家庭医学館 「腎周囲膿瘍」の解説
じんしゅういのうよう【腎周囲膿瘍 Perinephritic Abscess】
腎臓(じんぞう)の表面をおおっている膜(被膜(ひまく))と腎臓の周囲にある筋肉の膜(ジェロタ筋膜(きんまく))との間にある脂肪の中に、膿(うみ)のかたまりができる病気です。
多くの場合、腎盂腎炎(じんうじんえん)(「腎盂腎炎(腎盂炎)」)などによって腎臓の組織(腎実質(じんじっしつ))が細菌に感染して、それが周囲の脂肪にまでおよんでおこる病気です。
しかし、全身の抵抗力が弱っていたりすると、からだのほかの部位の感染巣から、細菌が血流で運ばれて感染がおこること(血行性感染(けっこうせいかんせん))もあります。糖尿病の人は、この病気になりやすいといわれています。
[症状]
腎臓のあるあたりが痛み、浮腫(ふしゅ)(むくみ)や発熱などがみられます。
脂肪中にできた膿のかたまりが大きくなると、弾力のある腫瘤(しゅりゅう)(できもの)を手で触れることができるようになります。ここまで進むと、体重が減少し、全身が衰弱してきます。
[検査と診断]
発熱などの全身症状があり、腎臓のあたりを押したときの痛みや腫(は)れがあれば、腎周囲膿瘍が疑われます。

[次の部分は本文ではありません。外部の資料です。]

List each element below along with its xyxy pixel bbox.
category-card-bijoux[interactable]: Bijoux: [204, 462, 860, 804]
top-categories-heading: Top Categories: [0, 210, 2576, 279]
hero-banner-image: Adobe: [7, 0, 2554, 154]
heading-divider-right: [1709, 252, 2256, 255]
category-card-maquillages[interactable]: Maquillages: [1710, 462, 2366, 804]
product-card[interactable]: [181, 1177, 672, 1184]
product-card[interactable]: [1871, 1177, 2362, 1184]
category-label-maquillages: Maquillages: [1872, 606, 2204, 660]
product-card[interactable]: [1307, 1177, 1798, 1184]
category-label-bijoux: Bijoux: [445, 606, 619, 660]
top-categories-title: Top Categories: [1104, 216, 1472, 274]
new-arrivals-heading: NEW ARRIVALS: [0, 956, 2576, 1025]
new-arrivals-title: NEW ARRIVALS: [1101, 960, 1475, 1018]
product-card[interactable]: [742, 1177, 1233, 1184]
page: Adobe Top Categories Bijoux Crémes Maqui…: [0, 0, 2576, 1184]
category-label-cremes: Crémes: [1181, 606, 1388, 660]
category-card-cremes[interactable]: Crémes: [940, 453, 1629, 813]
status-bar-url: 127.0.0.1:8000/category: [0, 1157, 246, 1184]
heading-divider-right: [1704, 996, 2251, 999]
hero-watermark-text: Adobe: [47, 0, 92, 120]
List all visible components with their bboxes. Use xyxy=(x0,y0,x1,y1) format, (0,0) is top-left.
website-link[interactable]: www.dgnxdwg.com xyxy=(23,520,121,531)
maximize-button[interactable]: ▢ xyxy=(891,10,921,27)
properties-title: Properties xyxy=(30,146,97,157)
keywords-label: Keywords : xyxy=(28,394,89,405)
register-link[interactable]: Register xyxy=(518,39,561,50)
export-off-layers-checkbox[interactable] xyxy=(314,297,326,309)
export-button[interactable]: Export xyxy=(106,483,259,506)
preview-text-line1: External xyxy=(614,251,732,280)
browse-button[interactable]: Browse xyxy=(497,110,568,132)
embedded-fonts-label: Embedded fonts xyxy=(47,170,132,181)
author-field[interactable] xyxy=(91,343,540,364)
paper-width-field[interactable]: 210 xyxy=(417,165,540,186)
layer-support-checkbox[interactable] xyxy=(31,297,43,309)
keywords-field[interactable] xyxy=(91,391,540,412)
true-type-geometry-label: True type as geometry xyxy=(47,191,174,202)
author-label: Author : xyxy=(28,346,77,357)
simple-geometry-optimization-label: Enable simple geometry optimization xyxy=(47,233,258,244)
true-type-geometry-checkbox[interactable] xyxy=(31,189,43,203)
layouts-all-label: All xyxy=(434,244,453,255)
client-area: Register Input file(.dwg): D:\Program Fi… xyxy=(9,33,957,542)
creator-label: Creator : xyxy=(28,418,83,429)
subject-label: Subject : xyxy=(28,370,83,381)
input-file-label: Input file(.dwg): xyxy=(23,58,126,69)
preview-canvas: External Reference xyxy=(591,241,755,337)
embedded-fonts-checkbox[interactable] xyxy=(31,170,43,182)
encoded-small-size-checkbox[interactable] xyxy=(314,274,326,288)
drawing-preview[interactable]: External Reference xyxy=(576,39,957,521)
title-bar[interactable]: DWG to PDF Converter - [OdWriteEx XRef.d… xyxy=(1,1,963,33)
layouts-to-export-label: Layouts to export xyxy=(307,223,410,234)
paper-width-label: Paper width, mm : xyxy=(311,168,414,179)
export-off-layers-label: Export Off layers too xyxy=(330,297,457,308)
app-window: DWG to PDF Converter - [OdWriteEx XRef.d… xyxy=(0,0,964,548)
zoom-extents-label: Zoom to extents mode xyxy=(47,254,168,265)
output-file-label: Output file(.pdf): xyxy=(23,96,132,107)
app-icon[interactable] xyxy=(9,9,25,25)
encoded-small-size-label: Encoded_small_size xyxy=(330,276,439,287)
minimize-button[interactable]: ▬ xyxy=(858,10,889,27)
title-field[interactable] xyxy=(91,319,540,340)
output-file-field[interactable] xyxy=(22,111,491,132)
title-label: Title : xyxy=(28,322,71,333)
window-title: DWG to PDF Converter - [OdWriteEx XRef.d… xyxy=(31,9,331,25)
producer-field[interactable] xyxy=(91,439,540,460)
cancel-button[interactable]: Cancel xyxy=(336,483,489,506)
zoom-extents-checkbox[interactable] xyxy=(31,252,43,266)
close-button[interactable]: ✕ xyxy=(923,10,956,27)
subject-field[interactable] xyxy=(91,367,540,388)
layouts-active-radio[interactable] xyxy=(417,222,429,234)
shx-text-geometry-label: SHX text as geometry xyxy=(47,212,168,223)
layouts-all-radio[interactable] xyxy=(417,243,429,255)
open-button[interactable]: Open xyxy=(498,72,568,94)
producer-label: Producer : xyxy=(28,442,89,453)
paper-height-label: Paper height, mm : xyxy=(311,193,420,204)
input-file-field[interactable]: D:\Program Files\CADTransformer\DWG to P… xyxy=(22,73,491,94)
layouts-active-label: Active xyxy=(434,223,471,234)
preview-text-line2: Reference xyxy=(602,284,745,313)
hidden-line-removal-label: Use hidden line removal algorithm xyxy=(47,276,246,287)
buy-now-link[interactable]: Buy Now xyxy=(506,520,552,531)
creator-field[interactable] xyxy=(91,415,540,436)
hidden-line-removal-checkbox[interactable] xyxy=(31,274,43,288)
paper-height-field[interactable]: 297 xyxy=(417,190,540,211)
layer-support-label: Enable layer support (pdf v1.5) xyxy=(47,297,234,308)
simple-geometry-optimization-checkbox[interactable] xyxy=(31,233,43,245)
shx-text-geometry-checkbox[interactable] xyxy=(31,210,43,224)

腹部のX線像を撮ってみると、腎臓の輪郭がぼやけています。血液検査では、白血球(はっけっきゅう)がきわめて増加しています。
超音波検査、CTスキャン、MRIなどの画像検査をすると、膿瘍のある部位や大きさがわかります。
超音波検査の画像を見ながら、その部分に細い針を刺して吸引し、膿があれば、診断が確定します。
なお、血行性感染の場合、尿は正常なこともあります。
[治療]
抗菌作用のある薬の使用(化学療法)と安静が治療の基本となります。
膿瘍の部位などがはっきりしている場合は、針を刺すか切開して、膿を取り除けば、急速によくなります。
また、原因となった感染巣の治療も並行して行なうことがたいせつです。